Although habitat destruction is a serious concern even in our own backyards, studies have shown that most destruction tends to take place where people are the poorest and biodiversity is the richest (Wilson 1992). In most emerging nations, natural resource intensive businesses become a primary source of income as poverty stricken citizens, landowners and governmental entities cash in. This allows the conversion of critical habitat into farm and ranch land, sites for industrialized logging, mining and other human development. For nearly five decades, with the help from citizenry and local governments, environmental groups have been trying to slow the degradation.
Recently, alternative protective strategies engaging all sectors have begun to take hold as realistic solutions for habitat protection. Sustainability, which is simply the ability to live without handicapping future generations, has become the focus of modern preservation efforts. Utilizing the roles of living systems which are essential to life as we know it as allies, non profits innovatively engage corporate investors to take part in sustainable business ventures like butterfly farming, organic multiple/alternative crop cultivation or even aqua culture. Local citizens once forced to take part in the destruction out necessity of survival, are now being empowered at the local level to create partnerships for sustainable businesses enterprises.
A civil sector organization I recently spent time with, Corazon de la Terra, works in and around the state of Jalisco, Mexico to create ecological stability through ecosystem analysis and impact evaluation while creating methodology for sustainable management. However, by modeling community organizing efforts, they are able to connect with rural farmers and landowners to engage in strengthening their own communities by advancing present land use processes into more sustainable, long- term endeavors. For example: farmers teaching other farmer’s sustainability (Aguilar 2006).
At a recent Colorado Alliance for Environmental Educators fundraiser, Hunter Lovins famed conservationist, and author of Natural Capitalism stated confidently “ We have won!” “The Business sector has become aware of their role in environmental conservation.

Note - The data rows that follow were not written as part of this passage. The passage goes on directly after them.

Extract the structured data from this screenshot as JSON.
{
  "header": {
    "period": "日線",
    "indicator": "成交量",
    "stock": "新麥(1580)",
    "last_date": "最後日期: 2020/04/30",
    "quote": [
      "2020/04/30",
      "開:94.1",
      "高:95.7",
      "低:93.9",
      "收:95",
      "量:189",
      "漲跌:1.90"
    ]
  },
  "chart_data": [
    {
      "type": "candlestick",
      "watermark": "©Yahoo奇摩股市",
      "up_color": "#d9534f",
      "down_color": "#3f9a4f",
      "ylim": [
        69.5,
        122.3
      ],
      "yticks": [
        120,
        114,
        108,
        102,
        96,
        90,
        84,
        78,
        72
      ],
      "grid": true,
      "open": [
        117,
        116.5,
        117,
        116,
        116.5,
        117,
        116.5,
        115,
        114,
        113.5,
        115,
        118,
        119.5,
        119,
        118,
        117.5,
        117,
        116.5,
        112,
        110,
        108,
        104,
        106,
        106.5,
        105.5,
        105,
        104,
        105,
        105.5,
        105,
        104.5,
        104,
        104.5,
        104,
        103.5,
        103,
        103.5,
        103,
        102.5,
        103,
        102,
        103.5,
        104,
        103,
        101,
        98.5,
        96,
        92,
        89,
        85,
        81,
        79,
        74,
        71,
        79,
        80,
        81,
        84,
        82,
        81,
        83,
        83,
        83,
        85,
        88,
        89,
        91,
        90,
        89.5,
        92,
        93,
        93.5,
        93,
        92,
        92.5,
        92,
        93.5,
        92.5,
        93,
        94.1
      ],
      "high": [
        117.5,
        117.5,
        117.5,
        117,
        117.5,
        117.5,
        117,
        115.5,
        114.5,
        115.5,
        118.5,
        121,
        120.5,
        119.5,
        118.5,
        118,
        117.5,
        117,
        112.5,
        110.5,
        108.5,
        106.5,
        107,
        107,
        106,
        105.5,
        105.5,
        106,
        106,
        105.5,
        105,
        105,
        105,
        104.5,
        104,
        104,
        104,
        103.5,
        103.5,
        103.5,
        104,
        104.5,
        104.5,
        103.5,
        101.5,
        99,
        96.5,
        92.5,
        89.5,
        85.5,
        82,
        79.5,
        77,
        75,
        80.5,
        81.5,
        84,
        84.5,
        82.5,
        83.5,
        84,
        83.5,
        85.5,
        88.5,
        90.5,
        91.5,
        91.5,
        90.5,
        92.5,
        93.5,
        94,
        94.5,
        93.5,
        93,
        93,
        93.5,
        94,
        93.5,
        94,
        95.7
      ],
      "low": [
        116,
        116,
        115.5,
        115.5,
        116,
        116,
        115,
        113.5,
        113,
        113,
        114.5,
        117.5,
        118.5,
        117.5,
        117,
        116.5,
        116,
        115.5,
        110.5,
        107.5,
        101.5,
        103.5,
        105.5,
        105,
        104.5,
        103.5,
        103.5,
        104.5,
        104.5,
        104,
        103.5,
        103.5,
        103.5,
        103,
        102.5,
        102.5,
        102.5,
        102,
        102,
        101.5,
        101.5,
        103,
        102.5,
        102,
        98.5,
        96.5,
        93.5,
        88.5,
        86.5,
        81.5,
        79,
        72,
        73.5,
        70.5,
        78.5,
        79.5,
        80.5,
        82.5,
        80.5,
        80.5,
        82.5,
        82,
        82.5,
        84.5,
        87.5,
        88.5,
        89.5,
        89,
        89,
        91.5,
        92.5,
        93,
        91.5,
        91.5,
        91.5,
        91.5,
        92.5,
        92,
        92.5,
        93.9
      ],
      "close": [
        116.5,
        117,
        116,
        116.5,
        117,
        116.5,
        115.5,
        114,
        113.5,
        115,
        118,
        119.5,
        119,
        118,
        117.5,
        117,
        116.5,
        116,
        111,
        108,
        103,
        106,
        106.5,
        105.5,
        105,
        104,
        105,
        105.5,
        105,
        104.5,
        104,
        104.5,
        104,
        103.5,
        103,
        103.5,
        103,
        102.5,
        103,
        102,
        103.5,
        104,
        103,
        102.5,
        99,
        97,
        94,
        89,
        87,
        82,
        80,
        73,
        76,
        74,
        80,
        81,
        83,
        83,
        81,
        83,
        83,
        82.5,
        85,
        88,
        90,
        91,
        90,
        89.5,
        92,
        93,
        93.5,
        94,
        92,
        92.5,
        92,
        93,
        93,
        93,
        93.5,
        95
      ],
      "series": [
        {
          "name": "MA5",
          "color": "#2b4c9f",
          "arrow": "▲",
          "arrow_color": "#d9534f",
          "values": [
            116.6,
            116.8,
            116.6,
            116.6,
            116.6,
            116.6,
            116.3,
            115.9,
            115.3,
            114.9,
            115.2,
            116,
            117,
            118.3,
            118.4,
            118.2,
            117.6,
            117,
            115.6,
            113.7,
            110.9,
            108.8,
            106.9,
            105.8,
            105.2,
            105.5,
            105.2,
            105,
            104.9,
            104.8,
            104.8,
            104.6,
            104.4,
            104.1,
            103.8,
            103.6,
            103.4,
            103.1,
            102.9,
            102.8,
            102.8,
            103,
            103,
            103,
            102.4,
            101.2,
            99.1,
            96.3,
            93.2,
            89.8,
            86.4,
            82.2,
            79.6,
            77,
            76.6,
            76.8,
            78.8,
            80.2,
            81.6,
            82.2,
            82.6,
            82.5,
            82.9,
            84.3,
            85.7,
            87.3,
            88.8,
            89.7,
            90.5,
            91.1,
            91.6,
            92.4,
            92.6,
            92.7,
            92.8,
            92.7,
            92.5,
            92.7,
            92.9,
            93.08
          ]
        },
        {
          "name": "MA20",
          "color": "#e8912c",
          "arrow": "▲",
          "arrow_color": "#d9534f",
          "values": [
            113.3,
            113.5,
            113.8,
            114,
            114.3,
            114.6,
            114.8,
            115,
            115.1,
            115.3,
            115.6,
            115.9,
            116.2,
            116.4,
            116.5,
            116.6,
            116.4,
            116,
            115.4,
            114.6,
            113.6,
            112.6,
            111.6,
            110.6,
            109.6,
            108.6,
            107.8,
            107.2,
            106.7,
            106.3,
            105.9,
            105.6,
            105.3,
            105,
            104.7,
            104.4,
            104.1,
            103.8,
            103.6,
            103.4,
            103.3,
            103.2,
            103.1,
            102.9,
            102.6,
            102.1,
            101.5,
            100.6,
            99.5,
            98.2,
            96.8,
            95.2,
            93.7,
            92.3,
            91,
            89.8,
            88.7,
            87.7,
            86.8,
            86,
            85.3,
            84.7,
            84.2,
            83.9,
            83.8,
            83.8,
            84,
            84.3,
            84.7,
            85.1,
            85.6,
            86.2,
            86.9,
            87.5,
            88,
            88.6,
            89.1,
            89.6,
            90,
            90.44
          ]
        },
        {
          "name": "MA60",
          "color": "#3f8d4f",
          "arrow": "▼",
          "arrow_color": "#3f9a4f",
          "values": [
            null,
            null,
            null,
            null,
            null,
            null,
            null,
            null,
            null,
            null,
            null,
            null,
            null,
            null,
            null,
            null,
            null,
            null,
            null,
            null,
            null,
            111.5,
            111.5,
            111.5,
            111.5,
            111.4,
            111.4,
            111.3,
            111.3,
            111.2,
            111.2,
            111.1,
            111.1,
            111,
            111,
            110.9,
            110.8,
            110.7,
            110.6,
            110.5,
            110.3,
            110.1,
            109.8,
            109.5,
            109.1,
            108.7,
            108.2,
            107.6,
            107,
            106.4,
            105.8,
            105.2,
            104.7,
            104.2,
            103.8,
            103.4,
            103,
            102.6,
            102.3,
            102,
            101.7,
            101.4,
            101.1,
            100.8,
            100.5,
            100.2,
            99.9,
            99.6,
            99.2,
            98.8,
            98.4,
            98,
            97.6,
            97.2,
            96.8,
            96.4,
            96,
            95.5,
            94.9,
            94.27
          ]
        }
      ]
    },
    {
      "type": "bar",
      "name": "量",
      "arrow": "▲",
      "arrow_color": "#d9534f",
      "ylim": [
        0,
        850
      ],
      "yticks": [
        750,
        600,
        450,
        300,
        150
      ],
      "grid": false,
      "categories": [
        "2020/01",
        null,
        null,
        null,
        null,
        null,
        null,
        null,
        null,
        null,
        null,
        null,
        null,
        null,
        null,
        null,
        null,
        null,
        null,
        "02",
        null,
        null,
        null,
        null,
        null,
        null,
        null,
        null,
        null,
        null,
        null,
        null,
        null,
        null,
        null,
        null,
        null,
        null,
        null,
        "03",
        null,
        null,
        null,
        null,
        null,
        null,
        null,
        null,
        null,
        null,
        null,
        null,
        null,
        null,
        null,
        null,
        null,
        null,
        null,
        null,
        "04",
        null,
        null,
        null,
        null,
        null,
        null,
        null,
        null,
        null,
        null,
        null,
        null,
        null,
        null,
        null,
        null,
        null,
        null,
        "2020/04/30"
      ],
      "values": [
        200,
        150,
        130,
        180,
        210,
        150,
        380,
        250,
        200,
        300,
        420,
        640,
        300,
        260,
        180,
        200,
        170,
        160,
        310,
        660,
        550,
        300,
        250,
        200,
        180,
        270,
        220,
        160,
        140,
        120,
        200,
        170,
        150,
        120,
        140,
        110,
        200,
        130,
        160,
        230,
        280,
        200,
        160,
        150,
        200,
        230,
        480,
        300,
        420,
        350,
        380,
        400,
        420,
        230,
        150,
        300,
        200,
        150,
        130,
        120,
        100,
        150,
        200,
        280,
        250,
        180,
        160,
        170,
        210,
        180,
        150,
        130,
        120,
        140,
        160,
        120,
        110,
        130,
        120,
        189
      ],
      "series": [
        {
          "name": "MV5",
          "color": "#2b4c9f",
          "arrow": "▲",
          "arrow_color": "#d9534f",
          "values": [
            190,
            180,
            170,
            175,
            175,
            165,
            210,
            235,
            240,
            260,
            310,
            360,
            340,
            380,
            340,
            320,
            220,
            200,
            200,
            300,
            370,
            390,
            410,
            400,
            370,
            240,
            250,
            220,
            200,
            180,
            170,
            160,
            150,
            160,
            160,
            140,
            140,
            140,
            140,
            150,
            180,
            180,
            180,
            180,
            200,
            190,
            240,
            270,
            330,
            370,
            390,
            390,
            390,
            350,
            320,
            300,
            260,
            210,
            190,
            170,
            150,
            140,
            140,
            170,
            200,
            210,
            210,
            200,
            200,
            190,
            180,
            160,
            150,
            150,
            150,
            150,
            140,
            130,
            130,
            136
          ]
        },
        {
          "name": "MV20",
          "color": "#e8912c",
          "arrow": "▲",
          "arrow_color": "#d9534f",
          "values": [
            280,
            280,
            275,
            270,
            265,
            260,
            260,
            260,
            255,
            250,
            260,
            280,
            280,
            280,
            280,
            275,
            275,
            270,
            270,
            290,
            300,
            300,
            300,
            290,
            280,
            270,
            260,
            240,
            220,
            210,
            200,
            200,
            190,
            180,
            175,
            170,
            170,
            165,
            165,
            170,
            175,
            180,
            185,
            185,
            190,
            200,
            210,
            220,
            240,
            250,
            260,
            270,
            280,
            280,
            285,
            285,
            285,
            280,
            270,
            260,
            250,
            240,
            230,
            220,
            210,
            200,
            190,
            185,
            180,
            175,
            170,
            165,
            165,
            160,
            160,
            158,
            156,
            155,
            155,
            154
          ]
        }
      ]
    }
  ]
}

We now have technological and intellectual resources to positively shape posterity. Innovative solutions can transform social and ecological capital globally, and reconnect citizenry with realistic, people-centered projects that influence market mechanisms.”
What can we do? We are doing it! The Butterfly Pavilion is one of these so called sustainable market mechanisms. Our continuing contribution of engaging visitors, educating children, and creating community awareness keeps the sustainable wheel of habitat protection rolling. Who knows, perhaps one day the Butterfly Pavilion through the support of corporate partners may even fund butterfly-farming projects all over the world. The sky is the limit when it comes to rainforest conservation, and we have just begun to take flight!